Except as otherwise explicitly provided in this Code, if any Director believes that this Code has been violated or the Company has or is about to violate a law or regulation, or a Director believes that he is being asked to violate this Code or a law or regulation in the performance of duties for the Company, the matter should be promptly reported to the Chairman of the Corporate Governance Committee.

Every Employee and Director shall cooperate in assuring that any violation of this Code is brought to the attention of the appropriate person. The Company will take appropriate steps to maintain the confidentiality of the reporting Employee's or Director's identity, to the extent that it can do so consistent with the Company's obligations to investigate and remedy the matter and, if appropriate, to report the matter to government officials. Employees may report violations of this Code on an anonymous basis.

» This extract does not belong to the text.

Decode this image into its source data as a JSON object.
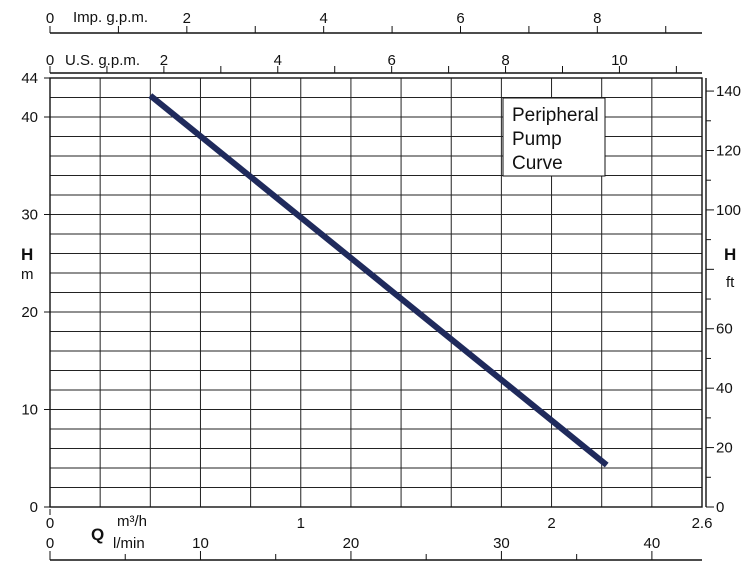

No retribution will be taken against an Employee or Director for reporting, in good faith, a violation or suspected violation, and any supervisor intimidating or imposing sanctions on any Employee or Director for reporting a matter in good faith will be disciplined.

The Corporate Governance Committee of the Company's Board of Directors is responsible for overseeing the interpretation and enforcement of this Code. Only the Corporate Governance Committee may waive provisions of this Code with respect to Directors and executive officers of the Company and only the Corporate Governance Committee may change any provision of this Code.

An Employee or Director found to have violated this Code would be subject to appropriate disciplinary action, ranging from warnings to possible termination or removal.


Desert Enterprises is committed to openness, transparency, and honesty in its dealings with shareholders, employees and partners. This is done through keeping them aware of its objectives, goals, and businesses.